The land on which the suburb now stands was purchased in 1853 by Alfred Watts and Philip Levi. They laid out the Village of Croydon in 1855, comprising Croydon Farm of 40 acre and lots of up to 5 acre. The village may have been named after Croydon, England, then a part of Surrey, Now a part of London, the same county in which Levi had been born.
In 1904, market gardener and greengrocer John Brooker founded a jams and conserves business on Queen Street, producing "Croydon" branded products.
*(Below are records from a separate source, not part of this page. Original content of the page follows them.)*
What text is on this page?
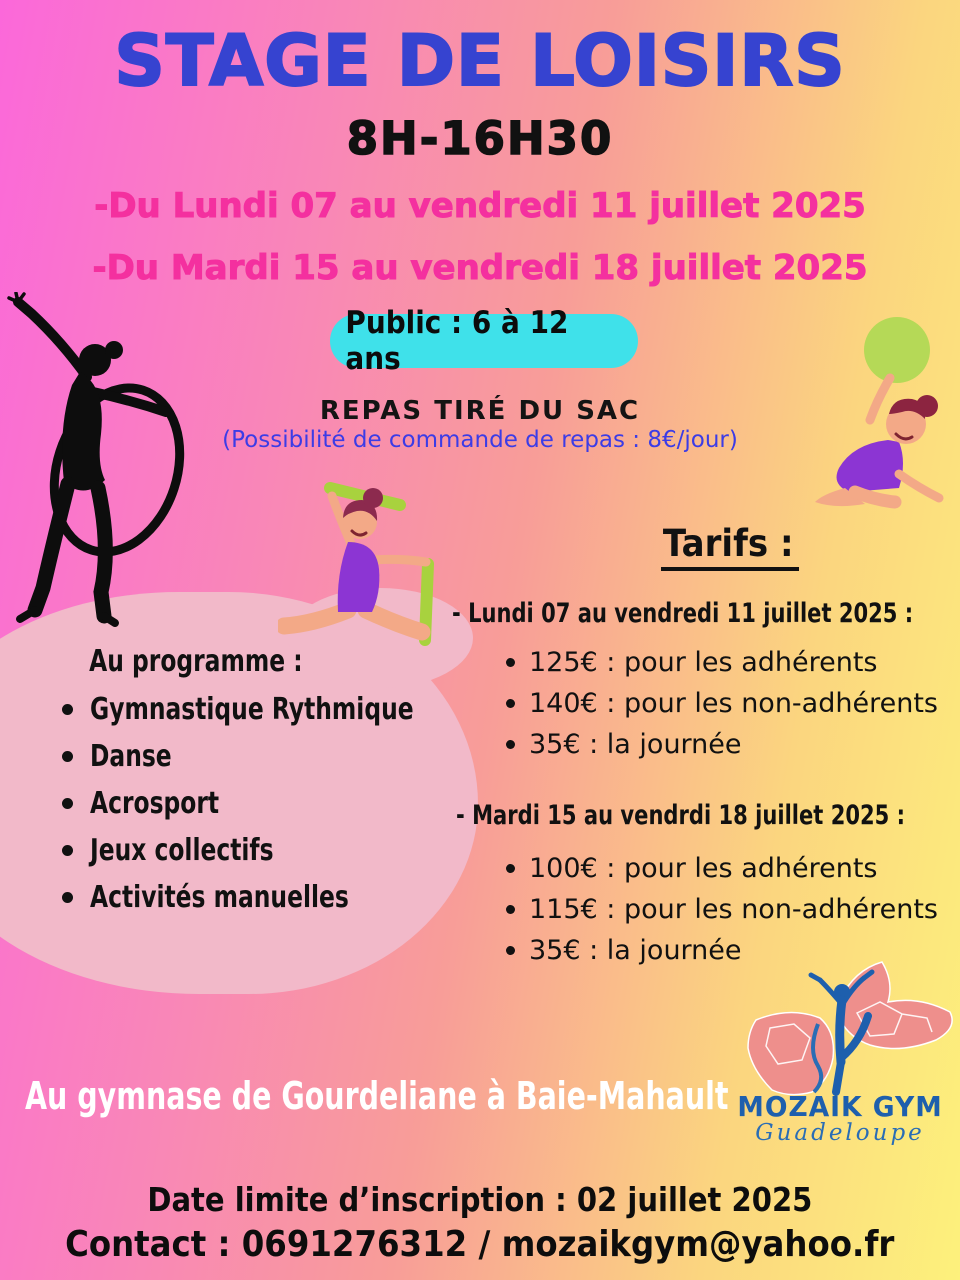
STAGE DE LOISIRS
8H-16H30
-Du Lundi 07 au vendredi 11 juillet 2025
-Du Mardi 15 au vendredi 18 juillet 2025
Public : 6 à 12 ans
REPAS TIRÉ DU SAC
(Possibilité de commande de repas : 8€/jour)
Au programme :
Gymnastique Rythmique
Danse
Acrosport
Jeux collectifs
Activités manuelles
Tarifs :
- Lundi 07 au vendredi 11 juillet 2025 :
125€ : pour les adhérents
140€ : pour les non-adhérents
35€ : la journée
- Mardi 15 au vendrdi 18 juillet 2025 :
100€ : pour les adhérents
115€ : pour les non-adhérents
35€ : la journée
MOZAIK GYM
Guadeloupe
Au gymnase de Gourdeliane à Baie-Mahault
Date limite d’inscription : 02 juillet 2025
Contact : 0691276312 / mozaikgym@yahoo.fr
The business prospered, leading to the construction of the Croydon Jam Factory on the corner of Queen Street and Princes Street in 1945. However production was soon moved to Woodville North in 1951. The Croydon factory became a warehouse for Godfreys Ltd., a whitegoods retailer.

One of Croydon's first farm barns, later converted into a home in the 1920s still exists far into a lot on Bedford Street, Croydon. This good example of a Brick and Stone building provide's a direct link to Croydon's history. This Original Barn, now renovated into a family home, is believed to have been built by Richard Day who developed the suburb over 100 years ago. Richard Day developed his own villa-style cottage on the site of 14 St Lawrence Ave in Croydon which could be reached via a long driveway from South Road. It was demolished circa 1970 at which point a retirement village was built in its place. At this time, Croydon was mainly farmland.

==Geography==
Croydon is situated approximately 4.5 km north-west of Adelaide and 6.5 km directly east from the coast at Grange.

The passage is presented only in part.